A 30-year-old female patient comes to the ER after falling a short flight of stairs. Physical exam shows BP of 128/75, temperature of 98.5 °F, and with a pulse of 69 bpm. While taking her history she states her last menstrual period was 15 days ago. She has no significant medical history. She has minor bruising on both of her hands as she landed on them to break her fall at the occurrence of the accident. The patient states that her right hand feels weak, specifically her thumb. Pinprick test shows weak sensation around the right palmer aspect of thumb and index finger. If x-ray scans were conducted for diagnosis, which bone would show significance in damage?
Answer and Explanation
The correct answer is the lunate bone (B).
The lunate bone dislocation in an occurrence of trauma can affect the median nerve. It presents with weakness or loss of function of the thenar eminence innervated by the median nerve. The thenar eminence is the group of muscles on the palm of the hand, at the base of the thumb. Loss of innervation of by the median nerve will lead to atrophy of the thenar eminence.
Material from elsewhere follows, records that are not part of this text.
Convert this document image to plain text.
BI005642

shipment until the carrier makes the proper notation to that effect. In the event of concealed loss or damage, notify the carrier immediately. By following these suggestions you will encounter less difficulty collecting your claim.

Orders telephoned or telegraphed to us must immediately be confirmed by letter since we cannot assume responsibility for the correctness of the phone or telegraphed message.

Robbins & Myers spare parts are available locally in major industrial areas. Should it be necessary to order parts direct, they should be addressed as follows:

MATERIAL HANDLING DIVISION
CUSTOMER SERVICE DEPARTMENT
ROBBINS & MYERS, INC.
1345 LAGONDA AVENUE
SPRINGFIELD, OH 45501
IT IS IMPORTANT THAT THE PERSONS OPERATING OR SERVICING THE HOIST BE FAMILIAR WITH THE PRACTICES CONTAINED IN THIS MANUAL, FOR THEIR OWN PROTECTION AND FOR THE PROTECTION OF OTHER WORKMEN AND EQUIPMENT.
The median nerve damage presents with the little to complete loss of sensation of the cutaneous area innervated by the median nerve; the palmer aspects of the 1st to the 3rd digits. The median nerve also innervates the cutaneous aspect of the distal half of the 2nd, 3rd, and the 4½ digits on the dorsal side.
A) The ulnar nerve would be affected if the hamate bone was damaged. It would be presented as claw hand of the 4th and 5th digits. Also the dorsal and palmer sensational aspects to the 4th and 5th digits would be weakened or lost as well.
Answers C, D, E) Dislocation of the trapezium, trapezoid, and pisiform bones would not cause significant damage to the median nerve unlike the lunate bone.
What to Take Home
In a trauma that involves the hand, if the dislocation of the lunate occurs then it will lead to median nerve damage. The affected nerve will lead to loss of sensation in the first three digits of the hand, along with loss of sensation and motor function of the thenar eminence. Loss of the motor innervation of the thenar eminence may also lead to atrophy of the thenar eminence.